Se replonger dans Another world, quinze ans après sa naissance, reste, malgré le poids des ans, une expérience unique. Le temps et l’expérience aidant, on prend mieux la mesure d’un jeu dont l’influence artistique, directe ou indirecte, se retrouve dans de nombreuses productions nettement plus récentes (d’Ico au King Kong de Michel Ancel), une filiation plus ou moins consciente qui permet à l’oeuvre d’Eric Chahi de rester dans l’air du temps. Cette réédition anniversaire, c’est l’occasion de redécouvrir le titre sous un nouveau jour, agrémenté de quelques retouches graphiques (notamment le support de résolutions HD) et d’une jouabilité sensiblement plus souple que l’original. Paradoxalement, et contrairement à la plupart des jeux rétro possédant un écho contemporain, ce n’est pas tant grâce à son gameplay qu’Another world ,a si bien résisté aux épreuves du temps.
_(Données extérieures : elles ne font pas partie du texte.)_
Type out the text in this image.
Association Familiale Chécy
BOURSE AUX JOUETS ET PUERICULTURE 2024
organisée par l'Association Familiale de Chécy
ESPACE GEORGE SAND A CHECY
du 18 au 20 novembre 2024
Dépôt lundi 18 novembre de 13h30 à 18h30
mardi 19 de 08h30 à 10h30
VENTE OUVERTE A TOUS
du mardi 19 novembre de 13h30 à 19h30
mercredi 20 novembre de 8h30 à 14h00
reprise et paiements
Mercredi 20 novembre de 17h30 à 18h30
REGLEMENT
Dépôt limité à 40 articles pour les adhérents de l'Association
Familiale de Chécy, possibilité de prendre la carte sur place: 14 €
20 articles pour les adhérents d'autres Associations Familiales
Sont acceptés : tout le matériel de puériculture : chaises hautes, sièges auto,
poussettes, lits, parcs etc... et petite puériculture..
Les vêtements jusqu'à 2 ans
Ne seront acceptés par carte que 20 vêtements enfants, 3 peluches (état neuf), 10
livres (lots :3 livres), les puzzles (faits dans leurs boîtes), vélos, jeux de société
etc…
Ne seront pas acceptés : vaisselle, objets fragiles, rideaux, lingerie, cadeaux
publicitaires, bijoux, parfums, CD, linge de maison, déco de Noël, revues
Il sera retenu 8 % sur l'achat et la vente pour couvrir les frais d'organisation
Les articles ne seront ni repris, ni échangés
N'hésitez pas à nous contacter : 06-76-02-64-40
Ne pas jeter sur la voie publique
Après tout, le jeu de Chahi n’est rien de plus qu’une resucée du Prince of Persia de Jordan Mechner, avec une progression qui pousse le concept du die & retry à son paroxysme et une difficulté parfois cauchemardesque qui aura raison de la plupart des joueurs.
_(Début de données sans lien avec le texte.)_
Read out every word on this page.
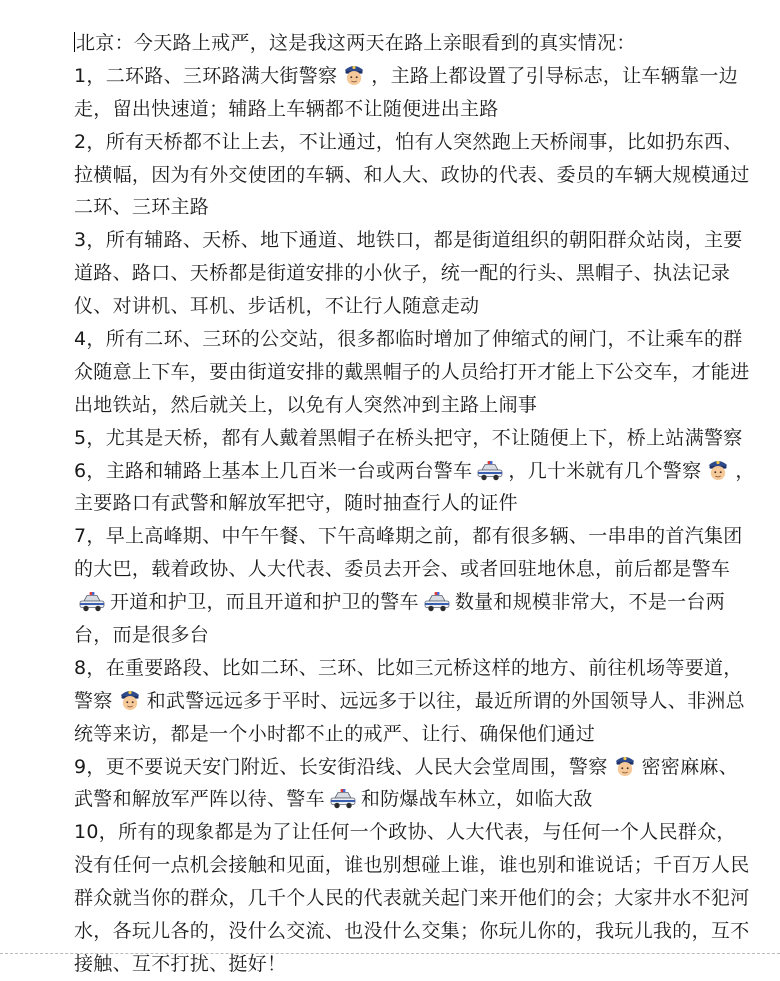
北京：今天路上戒严，这是我这两天在路上亲眼看到的真实情况：
1，二环路、三环路满大街警察 ，主路上都设置了引导标志，让车辆靠一边
走，留出快速道；辅路上车辆都不让随便进出主路
2，所有天桥都不让上去，不让通过，怕有人突然跑上天桥闹事，比如扔东西、
拉横幅，因为有外交使团的车辆、和人大、政协的代表、委员的车辆大规模通过
二环、三环主路
3，所有辅路、天桥、地下通道、地铁口，都是街道组织的朝阳群众站岗，主要
道路、路口、天桥都是街道安排的小伙子，统一配的行头、黑帽子、执法记录
仪、对讲机、耳机、步话机，不让行人随意走动
4，所有二环、三环的公交站，很多都临时增加了伸缩式的闸门，不让乘车的群
众随意上下车，要由街道安排的戴黑帽子的人员给打开才能上下公交车，才能进
出地铁站，然后就关上，以免有人突然冲到主路上闹事
5，尤其是天桥，都有人戴着黑帽子在桥头把守，不让随便上下，桥上站满警察
6，主路和辅路上基本上几百米一台或两台警车 ，几十米就有几个警察 ，
主要路口有武警和解放军把守，随时抽查行人的证件
7，早上高峰期、中午午餐、下午高峰期之前，都有很多辆、一串串的首汽集团
的大巴，载着政协、人大代表、委员去开会、或者回驻地休息，前后都是警车
开道和护卫，而且开道和护卫的警车 数量和规模非常大，不是一台两
台，而是很多台
8，在重要路段、比如二环、三环、比如三元桥这样的地方、前往机场等要道，
警察 和武警远远多于平时、远远多于以往，最近所谓的外国领导人、非洲总
统等来访，都是一个小时都不止的戒严、让行、确保他们通过
9，更不要说天安门附近、长安街沿线、人民大会堂周围，警察 密密麻麻、
武警和解放军严阵以待、警车 和防爆战车林立，如临大敌
10，所有的现象都是为了让任何一个政协、人大代表，与任何一个人民群众，
没有任何一点机会接触和见面，谁也别想碰上谁，谁也别和谁说话；千百万人民
群众就当你的群众，几千个人民的代表就关起门来开他们的会；大家井水不犯河
水，各玩儿各的，没什么交流、也没什么交集；你玩儿你的，我玩儿我的，互不
接触、互不打扰、挺好！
Another world tire tout son génie -on peut tout à fait dire ça, oui- de sa capacité d’immerger le joueur dans un univers délicieusement dépaysant : de la magnifique intro rotoscopée qui préfigure les futures cinématiques, aux vastes paysages oniriques servant de toile à l’aventure, la puissance évocatrice du titre est insurpassable. En s’éloignant des conventions esthétiques de son époque, Another world utilise sa puissance d’évocation visuelle pour mieux pénétrer l’esprit du joueur, et agir comme un détonateur de l’imagination. Il ne peut sans doute pas revendiquer la paternité des liaisons dangereuses entre le jeu vidéo et le cinéma, mais le jeu de Chahi est l’un des premiers a avoir proposé une expérience ludique cinématographiquement convaincante. Avec sa mise en scène soignée, l’absence d’une interface balourde qui viendrait parasiter l’écran, l’image devient un support solide aux rêveries du joueur, dans lequel chaque élément à sa propre justification, sa propre histoire à raconter. Contrairement à la grammaire traditionnelle du jeu vidéo qui veut que la tension dramatique découle d’une mise en situation, elle est ici tout simplement véhiculée par les décors. Dans ce contexte, le gameplay apparaît presque comme accessoire, comme une corvée dont il faut s’acquitter pour pouvoir continuer le voyage. De quoi regretter, parfois, le nombre de situations frustrantes qui font immanquablement décrocher de l’aventure en attirant trop l’attention sur une structure aujourd’hui obsolète. On se surprendrait presque à imaginer y jouer à la façon contemplative d’un Shadow of the colossus, un de ses plus récents descendants.

Malgré ces écueils, le jeu d’Eric Chahi se révèle bien plus qu’une pièce de musée poussiéreuse, une madeleine pour joueurs nostalgiques. Il permet malgré tout au néophyte de comprendre qu’en dehors de la consommation compulsive des dernières nouveautés, le jeu vidéo a un passé et donc une histoire. Another world en est justement un des vestiges les plus précieux.